Following an extensive literature search and consultation with various stakeholders, I identified three potential scenarios that contributed to the overestimation of one-person residences. I presented my findings to the team, along with potential solutions to address these scenarios.

Scenario 1: Lack of interactions

This occurs when certain household members, especially children, have less interactions with government agencies than adults, resulting in fewer recorded addresses for imputation. For example, addresses for children may only be recorded when they register to vote or obtain a driver’s license, which implies that the observation of some one-person residences may simply be due to the absence of their children in previous records.

To address this circumstance, I recommended adjusting certain one-person residences to reflect their actual co-residence with children. For example, in the scenario illustrated below, a child (purple face) began to co-reside with others (blue face) in month 4, while the address records showing only one person living at that address previously. In such cases, we need to reflect their co-residence accurately.

Scenario 2: Imputation error

Another pattern that drew my attention was frequent movements into and out of the same place, which may indicate an imputation error.

A plausible fix was in cases where we observe a person living alone and co-residing with others alternately at the same address, we could adjust the one-person residences to reflect the nearest co-residence that the individual belongs to.

Scenario 3: Move in and out

The third scenario is more complex.

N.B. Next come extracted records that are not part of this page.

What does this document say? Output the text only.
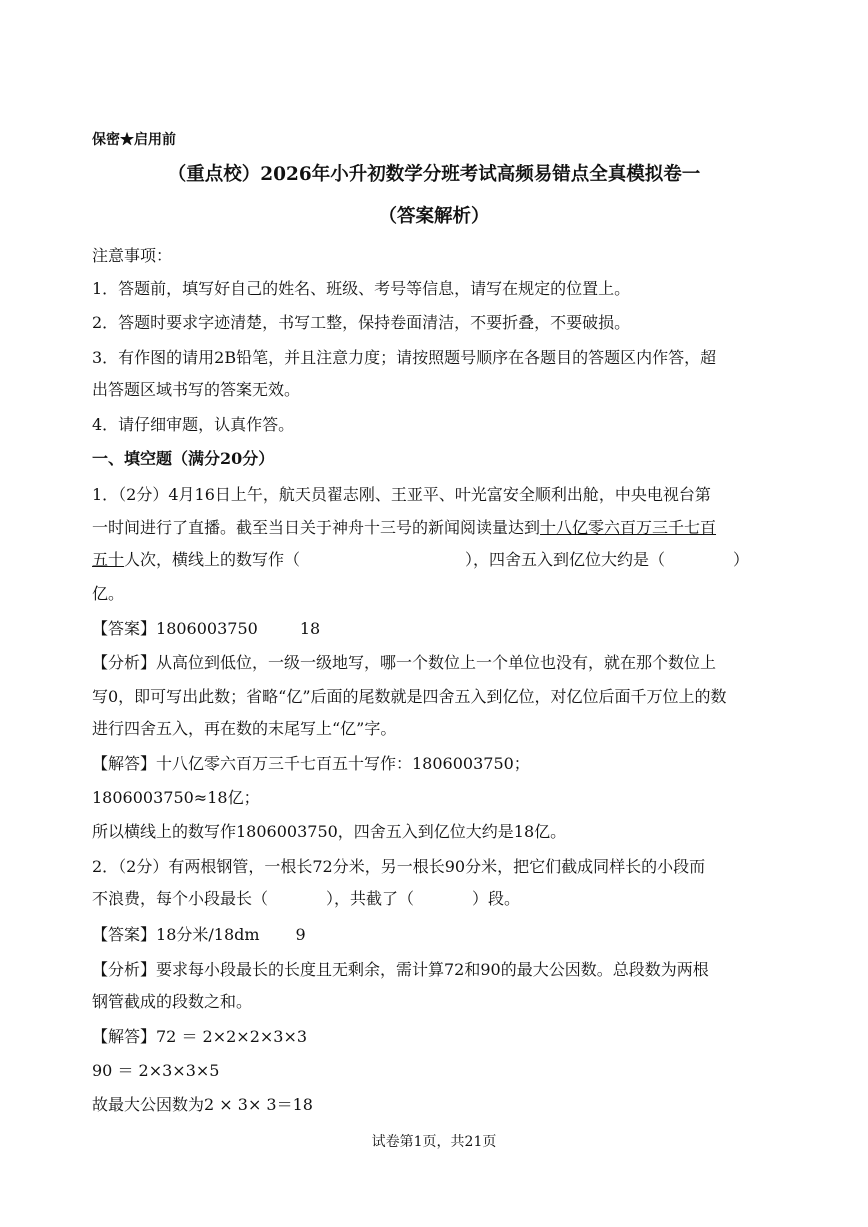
保密★启用前
（重点校）2026年小升初数学分班考试高频易错点全真模拟卷一
（答案解析）
注意事项：
1．答题前，填写好自己的姓名、班级、考号等信息，请写在规定的位置上。
2．答题时要求字迹清楚，书写工整，保持卷面清洁，不要折叠，不要破损。
3．有作图的请用2B铅笔，并且注意力度；请按照题号顺序在各题目的答题区内作答，超
出答题区域书写的答案无效。
4．请仔细审题，认真作答。
一、填空题（满分20分）
1．（2分）4月16日上午，航天员翟志刚、王亚平、叶光富安全顺利出舱，中央电视台第
一时间进行了直播。截至当日关于神舟十三号的新闻阅读量达到十八亿零六百万三千七百
五十人次，横线上的数写作（	），四舍五入到亿位大约是（	）
亿。
【答案】1806003750	18
【分析】从高位到低位，一级一级地写，哪一个数位上一个单位也没有，就在那个数位上
写0，即可写出此数；省略“亿”后面的尾数就是四舍五入到亿位，对亿位后面千万位上的数
进行四舍五入，再在数的末尾写上“亿”字。
【解答】十八亿零六百万三千七百五十写作：1806003750；
1806003750≈18亿；
所以横线上的数写作1806003750，四舍五入到亿位大约是18亿。
2．（2分）有两根钢管，一根长72分米，另一根长90分米，把它们截成同样长的小段而
不浪费，每个小段最长（	），共截了（	）段。
【答案】18分米/18dm 9
【分析】要求每小段最长的长度且无剩余，需计算72和90的最大公因数。总段数为两根
钢管截成的段数之和。
【解答】72 ＝ 2×2×2×3×3
90 ＝ 2×3×3×5
故最大公因数为2 × 3× 3＝18
试卷第1页，共21页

One-person residences may occur during a transition period when a multi-person residence moves out simultaneously to a new location, but their addresses are not updated accordingly.

In cases where we observe distinct co-residence members before and after a one-person residence at a particular address, and the prior co-residence appears again in the future, we adjust the one-person residence to reflect the subsequent co-residence. As depicted in the illustration below, we should only modify one-person residences in month 3 when the co-residence composition in month 2 and month 4 matches.

Modifying one-person residences that fall under these scenarios did not conclude the analysis, as it could result in duplicates where a person appears at multiple addresses during the same time period. Therefore, we should eliminate duplicates based on recorded addresses, rather than imputed ones, which provide a more reliable indication of the address that the person belongs to.

How effective is this algorithm? After implementing the modifications, the percentage of one-person residences decreased from 38% to 31%, bringing it much closer to the census record of 27%. We are currently developing a methodology paper that details this approach along with more real-world data applications. We anticipate that our methodology and resulting household groupings will be beneficial in addressing significant policy questions.